Even with these monumental tasks, the day-to-day responsibilities of public safety required our response. Thus far this year, we have responded to over 8,000 calls for service, many of which occurred simultaneous to the previously mentioned events. Garfield County encompasses over 3,000 square miles. Our population corridor runs from the west county line past Parachute east to El Jebel. Our most dense population spans over 300 square miles. The unincorporated population of our county is over twice the size of our largest city, over 20,000 people. In essence, the county sheriff’s deputies patrol a city this size.
We have always strived to serve our citizens in the finest manner possible. Customer service is our highest priority. With the same or less number of deputies patrolling our county than most small towns have patrolling their 3- or 4-square-mile territories, our deputies work extremely hard for me on your behalf. Some, who have chosen a lesser commitment, have gone on to other agencies; others, who have fallen short of the commitment, have been asked to leave and now work elsewhere. But the strong and committed members of this department have strived to excellence on your behalf and to them I wish to say “thank you.” They are the greatest among public servants and their sacrifice is more than most will ever know.
Our past eight years have met with countless accomplishments.
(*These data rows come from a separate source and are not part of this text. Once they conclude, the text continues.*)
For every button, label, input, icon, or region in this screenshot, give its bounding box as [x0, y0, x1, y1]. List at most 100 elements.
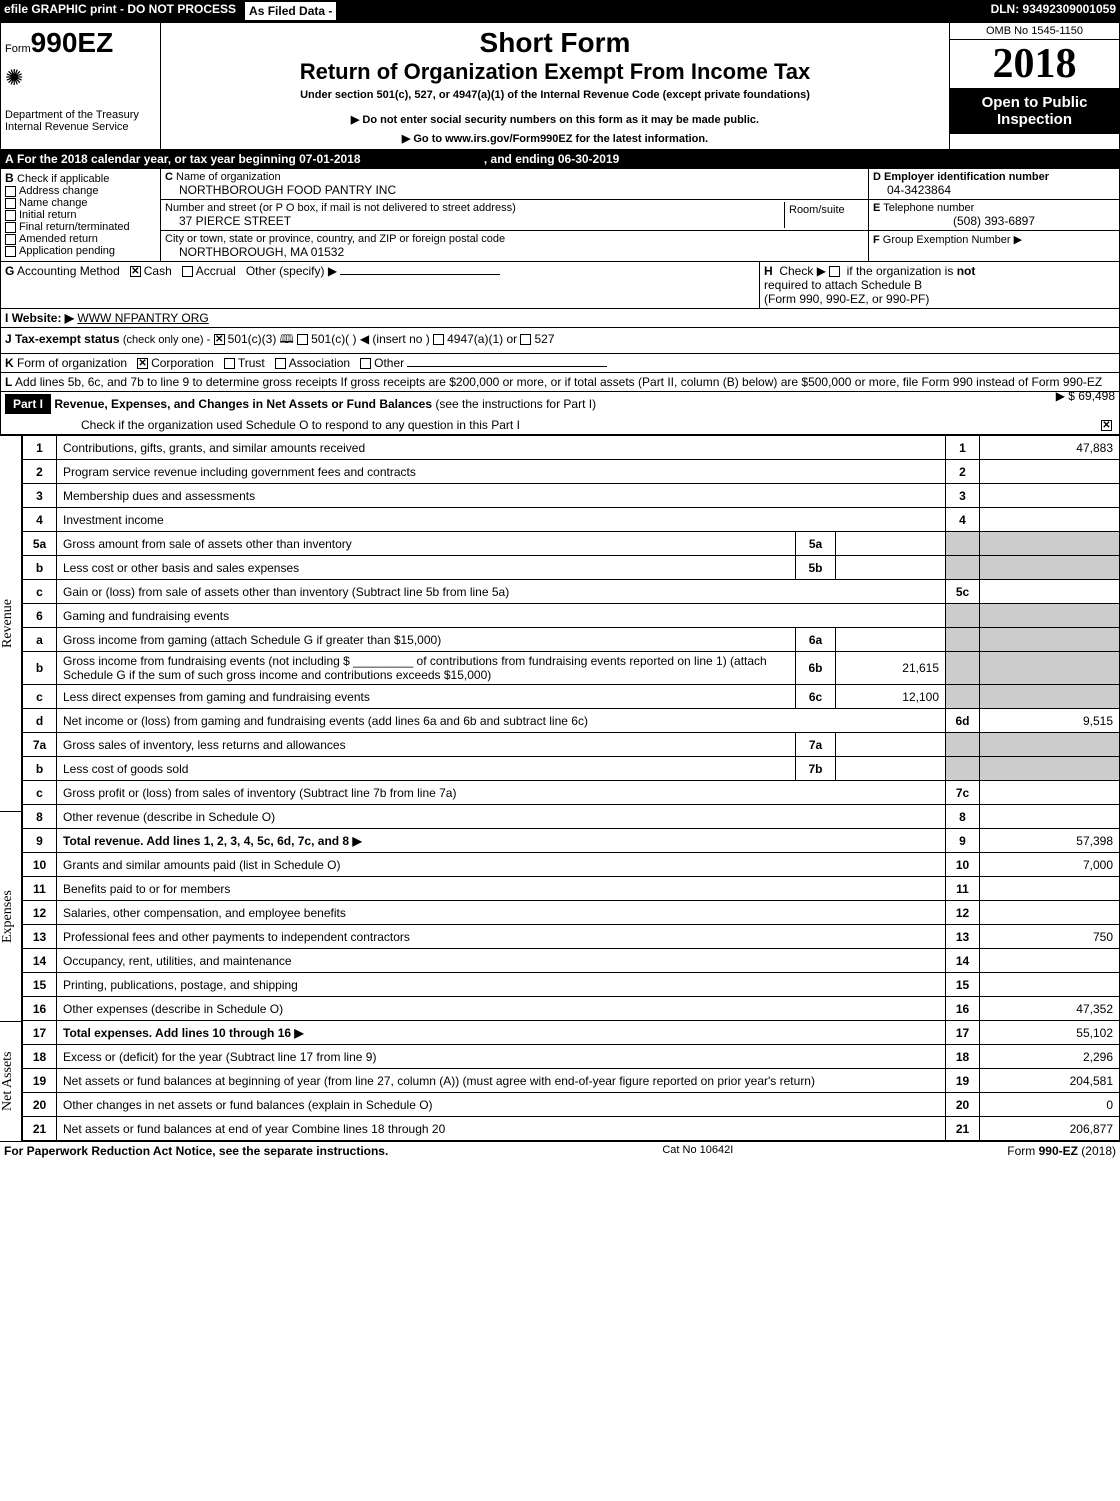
line-amt	[980, 580, 1120, 604]
line-number: 9	[23, 829, 57, 853]
chk-501c3[interactable]	[214, 334, 225, 345]
line-amt-grey	[980, 556, 1120, 580]
line-row: 3Membership dues and assessments3	[23, 484, 1120, 508]
other-input[interactable]	[340, 274, 500, 275]
sec-f-text: Group Exemption Number	[883, 234, 1011, 246]
dln: DLN: 93492309001059	[987, 0, 1120, 22]
line-number: 6	[23, 604, 57, 628]
line-box: 15	[946, 973, 980, 997]
dept-label: Department of the Treasury	[5, 109, 156, 121]
line-number: 7a	[23, 733, 57, 757]
sec-j-text: Tax-exempt status	[15, 332, 119, 346]
chk-address[interactable]: Address change	[5, 185, 156, 197]
line-row: 19Net assets or fund balances at beginni…	[23, 1069, 1120, 1093]
sec-b-check: Check if applicable	[17, 173, 109, 185]
line-amt	[980, 460, 1120, 484]
chk-corp[interactable]	[137, 358, 148, 369]
other-org-input[interactable]	[407, 366, 607, 367]
opt-trust: Trust	[238, 356, 265, 370]
efile-label: efile GRAPHIC print - DO NOT PROCESS	[0, 0, 240, 22]
chk-schedule-o[interactable]	[1101, 420, 1112, 431]
line-box: 19	[946, 1069, 980, 1093]
room-label: Room/suite	[784, 202, 864, 228]
line-box: 16	[946, 997, 980, 1021]
sec-h-text3: required to attach Schedule B	[764, 278, 922, 292]
line-desc: Gross income from fundraising events (no…	[57, 652, 796, 685]
line-amt	[980, 973, 1120, 997]
chk-final[interactable]: Final return/terminated	[5, 221, 156, 233]
line-row: 17Total expenses. Add lines 10 through 1…	[23, 1021, 1120, 1045]
line-desc: Membership dues and assessments	[57, 484, 946, 508]
line-desc: Professional fees and other payments to …	[57, 925, 946, 949]
section-l: L Add lines 5b, 6c, and 7b to line 9 to …	[0, 373, 1120, 392]
line-box-grey	[946, 685, 980, 709]
line-desc: Occupancy, rent, utilities, and maintena…	[57, 949, 946, 973]
chk-527[interactable]	[520, 334, 531, 345]
part1-note: (see the instructions for Part I)	[435, 397, 596, 411]
irs-label: Internal Revenue Service	[5, 121, 156, 133]
sec-c-name-label: Name of organization	[176, 171, 281, 183]
as-filed: As Filed Data -	[244, 1, 337, 21]
chk-cash[interactable]	[130, 266, 141, 277]
chk-4947[interactable]	[433, 334, 444, 345]
line-amt	[980, 781, 1120, 805]
part1-label: Part I	[5, 394, 51, 414]
chk-initial[interactable]: Initial return	[5, 209, 156, 221]
line-amt-grey	[980, 652, 1120, 685]
line-desc: Total revenue. Add lines 1, 2, 3, 4, 5c,…	[57, 829, 946, 853]
chk-assoc[interactable]	[275, 358, 286, 369]
sec-a-ending: , and ending 06-30-2019	[484, 152, 619, 166]
line-box: 20	[946, 1093, 980, 1117]
line-number: 4	[23, 508, 57, 532]
chk-pending[interactable]: Application pending	[5, 245, 156, 257]
warn-goto: ▶ Go to www.irs.gov/Form990EZ for the la…	[169, 132, 941, 145]
sec-l-value: ▶ $ 69,498	[1056, 389, 1115, 403]
footer: For Paperwork Reduction Act Notice, see …	[0, 1141, 1120, 1160]
opt-501c3: 501(c)(3)	[228, 332, 277, 346]
line-number: c	[23, 685, 57, 709]
line-desc: Net assets or fund balances at beginning…	[57, 1069, 946, 1093]
chk-trust[interactable]	[224, 358, 235, 369]
line-row: 16Other expenses (describe in Schedule O…	[23, 997, 1120, 1021]
section-j: J Tax-exempt status (check only one) - 5…	[0, 328, 1120, 354]
chk-h[interactable]	[829, 266, 840, 277]
line-box: 12	[946, 901, 980, 925]
line-desc: Gross income from gaming (attach Schedul…	[57, 628, 796, 652]
line-number: 8	[23, 805, 57, 829]
line-number: d	[23, 709, 57, 733]
omb-number: OMB No 1545-1150	[950, 23, 1119, 40]
line-row: 15Printing, publications, postage, and s…	[23, 973, 1120, 997]
inner-amt	[836, 556, 946, 580]
line-box: 21	[946, 1117, 980, 1141]
line-row: 9Total revenue. Add lines 1, 2, 3, 4, 5c…	[23, 829, 1120, 853]
inner-box: 5a	[796, 532, 836, 556]
line-box-grey	[946, 652, 980, 685]
section-g-h: G Accounting Method Cash Accrual Other (…	[0, 262, 1120, 309]
line-desc: Excess or (deficit) for the year (Subtra…	[57, 1045, 946, 1069]
line-amt: 9,515	[980, 709, 1120, 733]
sec-h-text1: Check ▶	[779, 264, 826, 278]
section-k: K Form of organization Corporation Trust…	[0, 354, 1120, 373]
line-box: 11	[946, 877, 980, 901]
inner-box: 7a	[796, 733, 836, 757]
chk-name[interactable]: Name change	[5, 197, 156, 209]
sec-a-label: A	[5, 152, 14, 166]
side-netassets: Net Assets	[0, 1021, 22, 1141]
chk-accrual[interactable]	[182, 266, 193, 277]
chk-amended[interactable]: Amended return	[5, 233, 156, 245]
form-number: 990EZ	[31, 27, 114, 58]
line-number: 1	[23, 436, 57, 460]
sec-k-text: Form of organization	[17, 356, 127, 370]
line-box: 7c	[946, 781, 980, 805]
line-desc: Benefits paid to or for members	[57, 877, 946, 901]
line-amt	[980, 901, 1120, 925]
line-desc: Printing, publications, postage, and shi…	[57, 973, 946, 997]
side-expenses: Expenses	[0, 811, 22, 1021]
sec-g-text: Accounting Method	[17, 264, 120, 278]
line-amt-grey	[980, 685, 1120, 709]
line-row: 7aGross sales of inventory, less returns…	[23, 733, 1120, 757]
line-desc: Grants and similar amounts paid (list in…	[57, 853, 946, 877]
chk-other[interactable]	[360, 358, 371, 369]
help-icon[interactable]: 🕮	[280, 332, 294, 346]
chk-501c[interactable]	[297, 334, 308, 345]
I would be proud to share them in detail with anyone who wishes to ask. They are far more than I could ever express in this print. You have invested heavily in me. I, in return, have invested heavily in making the sheriff’s office one of the finest public safety agencies in our state.
During these final weeks, you will hear vague rhetoric from our opponent implying shortfalls of the sheriff and his office. After all, this is politics. But I ask you to carefully consider the highlights of what we have mentioned above. I know that you will sift through the political agendas and find truth – that our service has been and will continue to be about you. After all, public safety shouldn’t be about politics, it’s about people.
Thanks for being there for us.
– Sheriff Tom Dalessandri : “the People’s Sheriff.”
Incumbent Tom Dalessandri is the Democratic candidate for Garfield County sheriff.